Kate Middleton Prince William
Kate Middleton and Prince William are pictured Nov. 17, 2015, at the French Embassy in London, where they signed a book of condolences following the terrorist attacks Friday in Paris. Getty Images

Prince William and Kate Middleton paid their respects to the victims of the Paris terrorist attacks when they visited the French Embassy in Knightsbridge, London, Tuesday. The Duke and Duchess of Cambridge penned a note and signed their names in a book of condolences, which was created in the wake of Friday’s massacre, the U.K.’s Daily Mail reported Tuesday.

“To all those who have died and were injured in the heartless attacks in Paris, and to all the people in France: Nos plus sincères condoléances,” the royals wrote. “Nos plus sincères condoléances” translates to “our deepest condolences.” Middleton paused to read the message before she signed “Catherine” under William’s signature.

Prince William and Kate Middleton wrote a heartfelt message to the victims of the terrorist attack in Paris at the French Embassy in Knightsbridge, London Tuesday, Nov. 17, 2015. Getty Images

The couple, both 33, spoke with French Ambassador Sylvie Bermann. Middleton asked if Bermann knew anyone affected by the slaughter in Paris; she said she did not. Before they left, William said the tragedy was “truly dreadful.”

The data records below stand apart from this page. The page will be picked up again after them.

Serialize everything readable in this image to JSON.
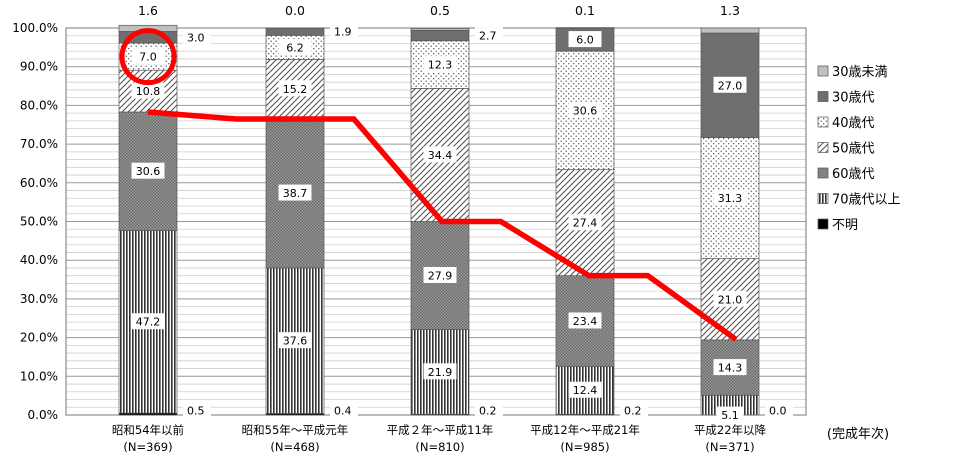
{
  "chart_data": {
    "type": "bar",
    "stacked": true,
    "percent": true,
    "ylim": [
      0,
      100
    ],
    "yticks": [
      0,
      10,
      20,
      30,
      40,
      50,
      60,
      70,
      80,
      90,
      100
    ],
    "ytick_suffix": "%",
    "categories": [
      "昭和54年以前",
      "昭和55年～平成元年",
      "平成２年～平成11年",
      "平成12年～平成21年",
      "平成22年以降"
    ],
    "category_counts": [
      "(N=369)",
      "(N=468)",
      "(N=810)",
      "(N=985)",
      "(N=371)"
    ],
    "xlabel": "(完成年次)",
    "legend_position": "right",
    "series": [
      {
        "name": "不明",
        "values": [
          0.5,
          0.4,
          0.2,
          0.2,
          0.0
        ],
        "color": "#000000",
        "pattern": "black"
      },
      {
        "name": "70歳代以上",
        "values": [
          47.2,
          37.6,
          21.9,
          12.4,
          5.1
        ],
        "color": "#555555",
        "pattern": "vlines"
      },
      {
        "name": "60歳代",
        "values": [
          30.6,
          38.7,
          27.9,
          23.4,
          14.3
        ],
        "color": "#888888",
        "pattern": "cross"
      },
      {
        "name": "50歳代",
        "values": [
          10.8,
          15.2,
          34.4,
          27.4,
          21.0
        ],
        "color": "#444444",
        "pattern": "diag"
      },
      {
        "name": "40歳代",
        "values": [
          7.0,
          6.2,
          12.3,
          30.6,
          31.3
        ],
        "color": "#999999",
        "pattern": "dots"
      },
      {
        "name": "30歳代",
        "values": [
          3.0,
          1.9,
          2.7,
          6.0,
          27.0
        ],
        "color": "#777777",
        "pattern": "solid"
      },
      {
        "name": "30歳未満",
        "values": [
          1.6,
          0.0,
          0.5,
          0.1,
          1.3
        ],
        "color": "#bbbbbb",
        "pattern": "solid-light"
      }
    ],
    "legend_order": [
      "30歳未満",
      "30歳代",
      "40歳代",
      "50歳代",
      "60歳代",
      "70歳代以上",
      "不明"
    ],
    "annotations": {
      "trend_line": {
        "color": "#ff0000",
        "description_points": [
          [
            0,
            78.3
          ],
          [
            0.6,
            76.5
          ],
          [
            1.4,
            76.5
          ],
          [
            2.0,
            50.0
          ],
          [
            2.4,
            50.0
          ],
          [
            3.0,
            36.0
          ],
          [
            3.4,
            36.0
          ],
          [
            4.0,
            19.5
          ]
        ]
      },
      "circle": {
        "category_index": 0,
        "series": "40歳代",
        "color": "#ff0000"
      }
    },
    "grid": true
  }
}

Many celebrities have been outspoken since the terrorist attack, including Madonna. She addressed the tragedy at her concert in Stockholm Saturday. “In many ways I feel torn, because it’s like, why am I up here dancing and having fun when people are crying over the loss of their loved ones?” she told the crowd, according to Us Weekly. “However, that is exactly what these people want to do. They want to shut us up. They want to silence us, and we won’t let them. We will never let them.”

Kate Middleton
Duchess of Cambridge Kate Middleton, pictured Nov. 17, 2015, signs her name on a note that Prince William (left) wrote in tribute to the victims of the Paris attacks. Getty Images

"France is at war,” French President François Hollande said Monday. "These attacks were war. It was an attack against our values, against our youth and our way of life.”